De retour en Éthiopie, il est longuement fêté. En 1965, l’émission Les Coulisses de l’exploit lui consacre un sujet réalisé par François Chalais, qui passe trois jours en sa compagnie.

Fin de carrière

Le 30 juillet 1967, il se fracture le péroné à l’occasion de son 14e marathon, il est contraint pour la première fois à l’abandon. Après un traitement en Allemagne, sa blessure le gêne toujours au moment de s’aligner au départ du marathon olympique des Jeux olympiques de Mexico en 1968. Il est dispensé par les organisateurs de passer par les qualifications mais abandonne logiquement peu avant 15 km de course. C’est son dernier marathon, remporté par son compatriote Mamo Wolde.

Il est victime d’un grave accident de voiture sur la route reliant Addis-Abeba à Dessie6 le 22 mars 1969. Il reste prisonnier de la carcasse de sa Volkswagen Coccinelle toute la nuit. Au petit matin, un berger le découvre et appelle les secours. La nuque brisée, Abebe Bikila est transporté d’urgence à Londres dans l’avion personnel de l’empereur Hailé Sélassié6. Il lutte pendant huit mois contre la mort, survit, mais perd l’usage de ses jambes. Il se met alors à la course en fauteuil et au tir à l’arc.

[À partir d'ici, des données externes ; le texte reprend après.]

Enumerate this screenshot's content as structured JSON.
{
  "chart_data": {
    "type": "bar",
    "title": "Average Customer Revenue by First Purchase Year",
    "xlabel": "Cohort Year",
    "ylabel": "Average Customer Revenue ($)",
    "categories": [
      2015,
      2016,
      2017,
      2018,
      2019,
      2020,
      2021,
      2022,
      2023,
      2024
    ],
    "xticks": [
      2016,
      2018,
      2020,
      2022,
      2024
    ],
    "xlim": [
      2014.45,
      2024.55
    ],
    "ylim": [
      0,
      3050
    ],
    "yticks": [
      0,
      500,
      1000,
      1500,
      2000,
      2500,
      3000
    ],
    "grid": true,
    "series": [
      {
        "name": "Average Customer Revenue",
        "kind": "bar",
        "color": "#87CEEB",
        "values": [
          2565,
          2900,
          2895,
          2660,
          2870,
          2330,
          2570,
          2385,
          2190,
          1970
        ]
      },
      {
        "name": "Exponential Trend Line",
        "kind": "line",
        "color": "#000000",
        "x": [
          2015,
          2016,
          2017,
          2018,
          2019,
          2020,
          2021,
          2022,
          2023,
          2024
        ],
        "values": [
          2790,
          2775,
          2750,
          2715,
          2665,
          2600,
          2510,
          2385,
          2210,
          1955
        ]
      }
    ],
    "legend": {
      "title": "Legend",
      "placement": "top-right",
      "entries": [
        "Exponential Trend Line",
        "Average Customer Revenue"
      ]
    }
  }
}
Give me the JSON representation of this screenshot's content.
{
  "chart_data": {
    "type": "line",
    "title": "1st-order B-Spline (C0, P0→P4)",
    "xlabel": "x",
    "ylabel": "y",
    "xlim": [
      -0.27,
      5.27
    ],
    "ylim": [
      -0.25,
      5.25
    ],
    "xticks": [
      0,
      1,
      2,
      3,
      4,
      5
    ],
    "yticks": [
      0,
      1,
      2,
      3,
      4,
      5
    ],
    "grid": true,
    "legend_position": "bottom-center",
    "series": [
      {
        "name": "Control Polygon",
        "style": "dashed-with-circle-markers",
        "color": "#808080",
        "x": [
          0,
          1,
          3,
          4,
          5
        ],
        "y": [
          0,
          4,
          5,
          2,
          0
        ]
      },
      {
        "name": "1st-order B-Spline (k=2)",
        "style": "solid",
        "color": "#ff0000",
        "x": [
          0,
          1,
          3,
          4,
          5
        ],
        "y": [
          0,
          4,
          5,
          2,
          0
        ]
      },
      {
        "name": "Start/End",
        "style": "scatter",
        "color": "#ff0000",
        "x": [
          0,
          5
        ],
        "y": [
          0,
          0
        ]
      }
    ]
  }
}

Il reçoit une ovation pleine d’émotion du public du stade olympique de Munich à l’occasion des JO de 1972 où il n’est que simple spectateur.

Il meurt en 1973 d’une hémorragie cérébrale à l’âge de 41 ans, une complication due à son accident. 65 000 personnes assistent à ses obsèques, dont Hailé Sélassié.

Hommages

Plaque commémorative à Rome, apposée pour le 50ème anniversaire de sa victoire au marathon.
Le stade d’Addis-Abeba, une rue de Saint-Jean dans la Haute-Garonne, d’Amsterdam, de Florence, ainsi que le pont de Ladispoli d’où est parti le marathon olympique de 1960[réf. nécessaire], portent son nom.

Abebe Bikila est le marathonien qui sert de modèle à Dustin Hoffman dans le film Marathon Man (1976) de John Schlesinger. Le film contient des extraits d’images d’archives le montrant en train de courir.

Une exposition lui a été consacrée, en 2008, au Musée national d’Addis-Abeba.

Pour le 50e anniversaire de sa première victoire olympique, le marathon de Rome lui a été dédié3. Les premières places, aussi bien pour les hommes que les femmes, ont été remportées par des athlètes éthiopiens3, Siraj Gena finissant même les 300 derniers mètres de la course pieds nus.

En mars 2012, Abebe Bikila est l’un des douze premiers athlètes — avec Emil Zátopek, Carl Lewis, Paavo Nurmi ou encore Jesse Owens — présentés au Temple de la renommée de l’IAAF pour ses deux titres olympiques et ses records du monde en marathon.

Un modèle de chaussures de la marque FiveFingers (Vibram) est appelé « Bikila ».

Le livre de Sylvain Coher, Vaincre à Rome, paru aux éditions Actes Sud, relate sous forme d’introspection la course d’Abebe Bikila au marathon de Rome en 1960.